Pensions with Strings Attached
The local authorities in Turkmenabat have found an unusual way to show that the private sector is booming: they are forcing pensioners to sign up as small businessmen and making them pay for a license to operate.
The city’s welfare service and the tax office appear to have reached an agreement that will help swell the official statistics for private-sector business development. If an applicant for a pension does not possess a voluntary pension insurance document, officials refuse to sign them up, even though this is in contravention of pension legislation from February 2006.
If the applicant shows up at the welfare office without this document, they are sent off to the taxation service, where they are made to sign a contract stating that they wish to be a private entrepreneur and then pay for a business license costing 180,000 manats, about nine US dollars at the commercial rate. The contract is usually valid only for a few months. Then they are allowed to draw up a voluntary pension insurance contract, for which they need to pay another fee. Only after that can they go back to the welfare office to register and receive their pension.

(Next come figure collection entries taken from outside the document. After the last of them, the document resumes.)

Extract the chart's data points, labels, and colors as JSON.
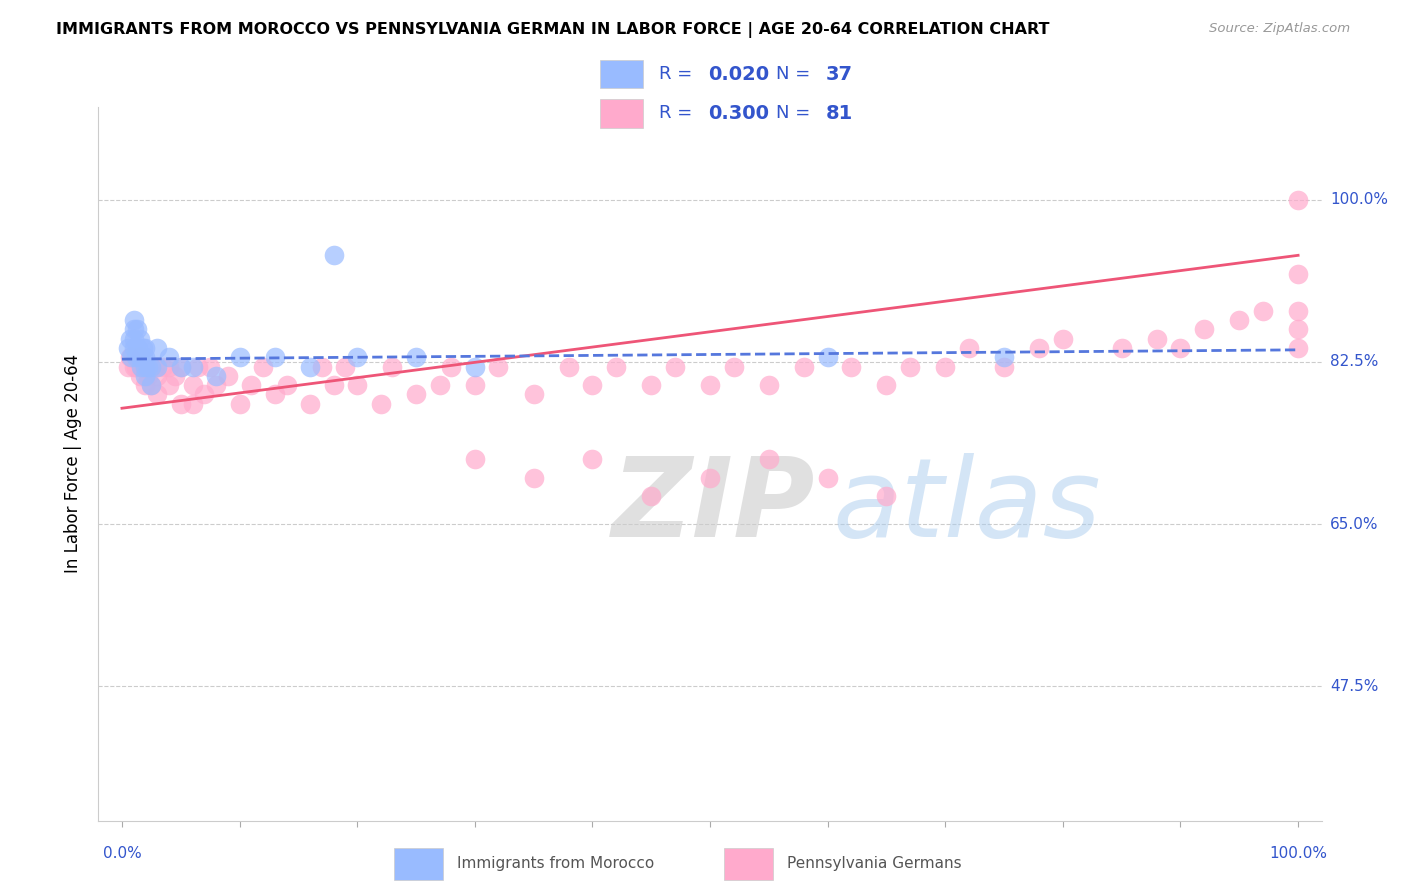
{
  "title": "IMMIGRANTS FROM MOROCCO VS PENNSYLVANIA GERMAN IN LABOR FORCE | AGE 20-64 CORRELATION CHART",
  "source": "Source: ZipAtlas.com",
  "ylabel": "In Labor Force | Age 20-64",
  "legend_label_blue": "Immigrants from Morocco",
  "legend_label_pink": "Pennsylvania Germans",
  "R_blue": 0.02,
  "N_blue": 37,
  "R_pink": 0.3,
  "N_pink": 81,
  "color_blue_fill": "#99BBFF",
  "color_blue_edge": "#6688EE",
  "color_pink_fill": "#FFAACC",
  "color_pink_edge": "#EE6688",
  "color_blue_line": "#5577DD",
  "color_pink_line": "#EE5577",
  "color_axis_labels": "#3355CC",
  "color_legend_text": "#3355CC",
  "xlim": [
    -0.02,
    1.02
  ],
  "ylim": [
    0.33,
    1.1
  ],
  "yticks": [
    0.475,
    0.65,
    0.825,
    1.0
  ],
  "ytick_labels": [
    "47.5%",
    "65.0%",
    "82.5%",
    "100.0%"
  ],
  "xtick_positions": [
    0.0,
    0.1,
    0.2,
    0.3,
    0.4,
    0.5,
    0.6,
    0.7,
    0.8,
    0.9,
    1.0
  ],
  "watermark_zip": "ZIP",
  "watermark_atlas": "atlas",
  "blue_x": [
    0.005,
    0.007,
    0.008,
    0.01,
    0.01,
    0.01,
    0.01,
    0.012,
    0.013,
    0.014,
    0.015,
    0.015,
    0.016,
    0.018,
    0.018,
    0.02,
    0.02,
    0.02,
    0.02,
    0.022,
    0.025,
    0.025,
    0.03,
    0.03,
    0.04,
    0.05,
    0.06,
    0.08,
    0.1,
    0.13,
    0.16,
    0.2,
    0.25,
    0.3,
    0.6,
    0.75,
    0.18
  ],
  "blue_y": [
    0.84,
    0.85,
    0.83,
    0.86,
    0.87,
    0.84,
    0.85,
    0.83,
    0.86,
    0.84,
    0.85,
    0.83,
    0.82,
    0.84,
    0.83,
    0.84,
    0.83,
    0.82,
    0.81,
    0.82,
    0.82,
    0.8,
    0.84,
    0.82,
    0.83,
    0.82,
    0.82,
    0.81,
    0.83,
    0.83,
    0.82,
    0.83,
    0.83,
    0.82,
    0.83,
    0.83,
    0.94
  ],
  "pink_x": [
    0.005,
    0.007,
    0.01,
    0.012,
    0.015,
    0.015,
    0.018,
    0.02,
    0.02,
    0.022,
    0.025,
    0.028,
    0.03,
    0.03,
    0.035,
    0.04,
    0.04,
    0.045,
    0.05,
    0.05,
    0.06,
    0.06,
    0.065,
    0.07,
    0.075,
    0.08,
    0.09,
    0.1,
    0.11,
    0.12,
    0.13,
    0.14,
    0.16,
    0.17,
    0.18,
    0.19,
    0.2,
    0.22,
    0.23,
    0.25,
    0.27,
    0.28,
    0.3,
    0.32,
    0.35,
    0.38,
    0.4,
    0.42,
    0.45,
    0.47,
    0.5,
    0.52,
    0.55,
    0.58,
    0.62,
    0.65,
    0.67,
    0.7,
    0.72,
    0.75,
    0.78,
    0.8,
    0.85,
    0.88,
    0.9,
    0.92,
    0.95,
    0.97,
    1.0,
    1.0,
    1.0,
    1.0,
    1.0,
    0.3,
    0.35,
    0.4,
    0.45,
    0.5,
    0.55,
    0.6,
    0.65
  ],
  "pink_y": [
    0.82,
    0.83,
    0.82,
    0.82,
    0.81,
    0.83,
    0.82,
    0.8,
    0.82,
    0.81,
    0.8,
    0.82,
    0.79,
    0.81,
    0.82,
    0.8,
    0.82,
    0.81,
    0.78,
    0.82,
    0.78,
    0.8,
    0.82,
    0.79,
    0.82,
    0.8,
    0.81,
    0.78,
    0.8,
    0.82,
    0.79,
    0.8,
    0.78,
    0.82,
    0.8,
    0.82,
    0.8,
    0.78,
    0.82,
    0.79,
    0.8,
    0.82,
    0.8,
    0.82,
    0.79,
    0.82,
    0.8,
    0.82,
    0.8,
    0.82,
    0.8,
    0.82,
    0.8,
    0.82,
    0.82,
    0.8,
    0.82,
    0.82,
    0.84,
    0.82,
    0.84,
    0.85,
    0.84,
    0.85,
    0.84,
    0.86,
    0.87,
    0.88,
    0.92,
    1.0,
    0.88,
    0.86,
    0.84,
    0.72,
    0.7,
    0.72,
    0.68,
    0.7,
    0.72,
    0.7,
    0.68
  ],
  "blue_trend_x": [
    0.0,
    1.0
  ],
  "blue_trend_y": [
    0.828,
    0.838
  ],
  "pink_trend_x": [
    0.0,
    1.0
  ],
  "pink_trend_y": [
    0.775,
    0.94
  ]
}
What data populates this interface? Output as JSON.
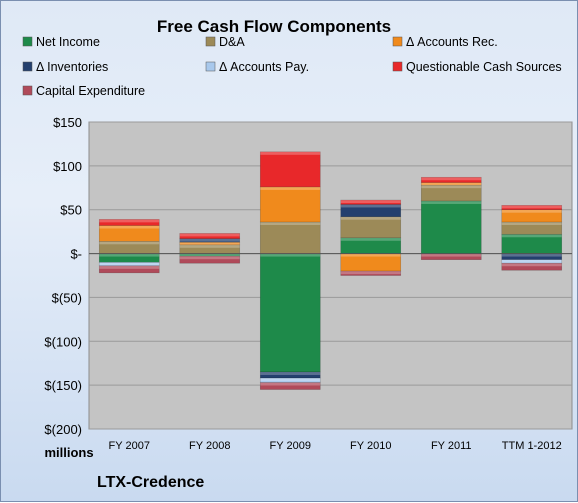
{
  "chart_data": {
    "type": "bar",
    "stacked": true,
    "title": "Free Cash Flow Components",
    "subtitle": "",
    "unit_label": "millions",
    "source_label": "LTX-Credence",
    "categories": [
      "FY 2007",
      "FY 2008",
      "FY 2009",
      "FY 2010",
      "FY 2011",
      "TTM 1-2012"
    ],
    "ylim": [
      -200,
      150
    ],
    "yticks": [
      {
        "value": 150,
        "label": "$150"
      },
      {
        "value": 100,
        "label": "$100"
      },
      {
        "value": 50,
        "label": "$50"
      },
      {
        "value": 0,
        "label": "$-"
      },
      {
        "value": -50,
        "label": "$(50)"
      },
      {
        "value": -100,
        "label": "$(100)"
      },
      {
        "value": -150,
        "label": "$(150)"
      },
      {
        "value": -200,
        "label": "$(200)"
      }
    ],
    "grid": true,
    "legend_position": "top",
    "series": [
      {
        "name": "Net Income",
        "color": "#1e8a4a",
        "values": [
          -10,
          -3,
          -135,
          18,
          60,
          22
        ]
      },
      {
        "name": "D&A",
        "color": "#9c8a58",
        "values": [
          14,
          10,
          36,
          24,
          18,
          14
        ]
      },
      {
        "name": "Δ Accounts Rec.",
        "color": "#f08a1c",
        "values": [
          18,
          3,
          40,
          -20,
          3,
          14
        ]
      },
      {
        "name": "Δ Inventories",
        "color": "#24406e",
        "values": [
          0,
          4,
          -7,
          14,
          0,
          -7
        ]
      },
      {
        "name": "Δ Accounts Pay.",
        "color": "#a8c8ec",
        "values": [
          -4,
          0,
          -5,
          0,
          0,
          -4
        ]
      },
      {
        "name": "Questionable Cash Sources",
        "color": "#e8282a",
        "values": [
          7,
          6,
          40,
          5,
          6,
          5
        ]
      },
      {
        "name": "Capital Expenditure",
        "color": "#b04a5a",
        "values": [
          -8,
          -8,
          -8,
          -5,
          -7,
          -8
        ]
      }
    ]
  }
}
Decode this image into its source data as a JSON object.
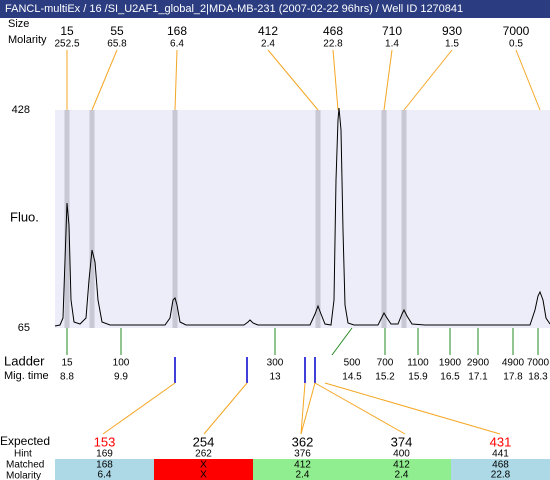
{
  "header": {
    "title": "FANCL-multiEx / 16 /SI_U2AF1_global_2|MDA-MB-231 (2007-02-22 96hrs) / Well ID 1270841"
  },
  "top_labels": {
    "size": "Size",
    "molarity": "Molarity"
  },
  "peaks": [
    {
      "size": 15,
      "molarity": 252.5
    },
    {
      "size": 55,
      "molarity": 65.8
    },
    {
      "size": 168,
      "molarity": 6.4
    },
    {
      "size": 412,
      "molarity": 2.4
    },
    {
      "size": 468,
      "molarity": 22.8
    },
    {
      "size": 710,
      "molarity": 1.4
    },
    {
      "size": 930,
      "molarity": 1.5
    },
    {
      "size": 7000,
      "molarity": 0.5
    }
  ],
  "y_axis": {
    "label": "Fluo.",
    "max": 428,
    "min": 65
  },
  "ladder": {
    "label": "Ladder",
    "time_label": "Mig. time",
    "items": [
      {
        "size": 15,
        "time": 8.8
      },
      {
        "size": 100,
        "time": 9.9
      },
      {
        "size": 300,
        "time": 13
      },
      {
        "size": 500,
        "time": 14.5
      },
      {
        "size": 700,
        "time": 15.2
      },
      {
        "size": 1100,
        "time": 15.9
      },
      {
        "size": 1900,
        "time": 16.5
      },
      {
        "size": 2900,
        "time": 17.1
      },
      {
        "size": 4900,
        "time": 17.8
      },
      {
        "size": 7000,
        "time": 18.3
      }
    ]
  },
  "expected": {
    "labels": [
      "Expected",
      "Hint",
      "Matched",
      "Molarity"
    ],
    "columns": [
      {
        "expected": 153,
        "hint": 169,
        "matched": 168,
        "molarity": 6.4,
        "color": "#ff0000",
        "cell_color": "#add8e6"
      },
      {
        "expected": 254,
        "hint": 262,
        "matched": "X",
        "molarity": "X",
        "color": "#000000",
        "cell_color": "#ff0000"
      },
      {
        "expected": 362,
        "hint": 376,
        "matched": 412,
        "molarity": 2.4,
        "color": "#000000",
        "cell_color": "#90ee90"
      },
      {
        "expected": 374,
        "hint": 400,
        "matched": 412,
        "molarity": 2.4,
        "color": "#000000",
        "cell_color": "#90ee90"
      },
      {
        "expected": 431,
        "hint": 441,
        "matched": 468,
        "molarity": 22.8,
        "color": "#ff0000",
        "cell_color": "#add8e6"
      }
    ]
  }
}
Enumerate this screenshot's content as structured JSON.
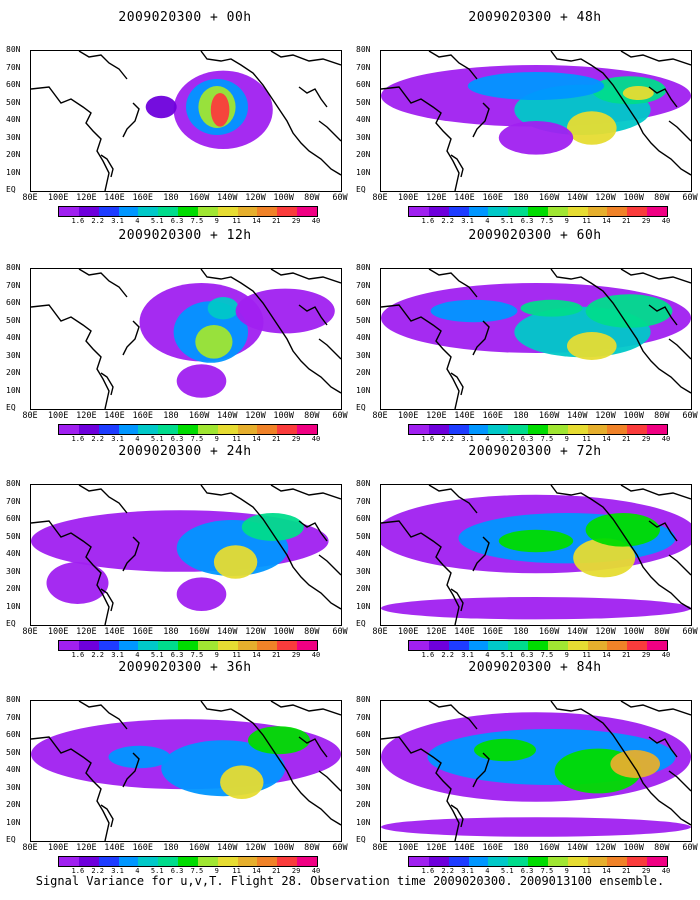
{
  "caption": "Signal Variance for u,v,T. Flight 28. Observation time 2009020300. 2009013100 ensemble.",
  "axes": {
    "y_labels": [
      "80N",
      "70N",
      "60N",
      "50N",
      "40N",
      "30N",
      "20N",
      "10N",
      "EQ"
    ],
    "x_labels": [
      "80E",
      "100E",
      "120E",
      "140E",
      "160E",
      "180",
      "160W",
      "140W",
      "120W",
      "100W",
      "80W",
      "60W"
    ]
  },
  "colorbar": {
    "levels": [
      "1.6",
      "2.2",
      "3.1",
      "4",
      "5.1",
      "6.3",
      "7.5",
      "9",
      "11",
      "14",
      "21",
      "29",
      "40"
    ],
    "colors": [
      "#a020f0",
      "#6e00dc",
      "#1e3cff",
      "#0096ff",
      "#00c8c8",
      "#00dc8c",
      "#00dc00",
      "#a0e632",
      "#e6dc32",
      "#e6af2d",
      "#f08228",
      "#fa3c3c",
      "#f00082"
    ]
  },
  "panels": [
    {
      "title": "2009020300 + 00h"
    },
    {
      "title": "2009020300 + 48h"
    },
    {
      "title": "2009020300 + 12h"
    },
    {
      "title": "2009020300 + 60h"
    },
    {
      "title": "2009020300 + 24h"
    },
    {
      "title": "2009020300 + 72h"
    },
    {
      "title": "2009020300 + 36h"
    },
    {
      "title": "2009020300 + 84h"
    }
  ],
  "chart_data": [
    {
      "type": "heatmap",
      "title": "2009020300 + 00h",
      "forecast_hour": 0,
      "xlim": [
        "80E",
        "60W"
      ],
      "ylim": [
        "EQ",
        "80N"
      ],
      "max_level": "40"
    },
    {
      "type": "heatmap",
      "title": "2009020300 + 48h",
      "forecast_hour": 48,
      "xlim": [
        "80E",
        "60W"
      ],
      "ylim": [
        "EQ",
        "80N"
      ],
      "max_level": "21"
    },
    {
      "type": "heatmap",
      "title": "2009020300 + 12h",
      "forecast_hour": 12,
      "xlim": [
        "80E",
        "60W"
      ],
      "ylim": [
        "EQ",
        "80N"
      ],
      "max_level": "21"
    },
    {
      "type": "heatmap",
      "title": "2009020300 + 60h",
      "forecast_hour": 60,
      "xlim": [
        "80E",
        "60W"
      ],
      "ylim": [
        "EQ",
        "80N"
      ],
      "max_level": "14"
    },
    {
      "type": "heatmap",
      "title": "2009020300 + 24h",
      "forecast_hour": 24,
      "xlim": [
        "80E",
        "60W"
      ],
      "ylim": [
        "EQ",
        "80N"
      ],
      "max_level": "21"
    },
    {
      "type": "heatmap",
      "title": "2009020300 + 72h",
      "forecast_hour": 72,
      "xlim": [
        "80E",
        "60W"
      ],
      "ylim": [
        "EQ",
        "80N"
      ],
      "max_level": "14"
    },
    {
      "type": "heatmap",
      "title": "2009020300 + 36h",
      "forecast_hour": 36,
      "xlim": [
        "80E",
        "60W"
      ],
      "ylim": [
        "EQ",
        "80N"
      ],
      "max_level": "21"
    },
    {
      "type": "heatmap",
      "title": "2009020300 + 84h",
      "forecast_hour": 84,
      "xlim": [
        "80E",
        "60W"
      ],
      "ylim": [
        "EQ",
        "80N"
      ],
      "max_level": "14"
    }
  ]
}
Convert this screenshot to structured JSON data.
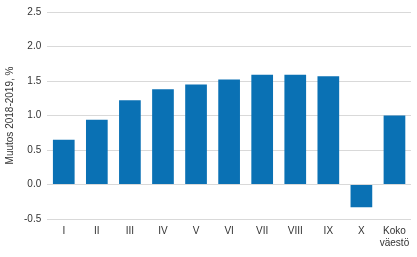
{
  "chart_data": {
    "type": "bar",
    "y_label": "Muutos 2018-2019, %",
    "categories": [
      "I",
      "II",
      "III",
      "IV",
      "V",
      "VI",
      "VII",
      "VIII",
      "IX",
      "X",
      "Koko väestö"
    ],
    "values": [
      0.65,
      0.94,
      1.22,
      1.38,
      1.45,
      1.52,
      1.59,
      1.59,
      1.57,
      -0.33,
      1.0
    ],
    "color": "#0a71b4",
    "ylim": [
      -0.5,
      2.5
    ],
    "yticks": [
      -0.5,
      {
        "value": 0,
        "label": "0.0"
      },
      0.5,
      {
        "value": 1,
        "label": "1.0"
      },
      1.5,
      {
        "value": 2,
        "label": "2.0"
      },
      2.5
    ],
    "grid": true
  }
}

The welfare and tax service are clearly in cahoots in this scheme.
Government agencies use other methods to make it harder to obtain pensions, or reduce the size of payments. Under the new pension law, citizens whose total length of service prior to 1998 is less than 25 years for men and 20 years for women are not eligible for any pension.
Since 2006, a pension application needs to show evidence of 10 years’ paid employment at the same company. The requirement used to be for five years’ service, and before that two years. Given current levels of unemployment, very few people have this kind of work record.
All these infringements of pensioners’ rights are taking place to serve the bureaucratic machine. Local observers say these measures are designed to please central government and the president, who are keen to see rosy statistics and budget savings.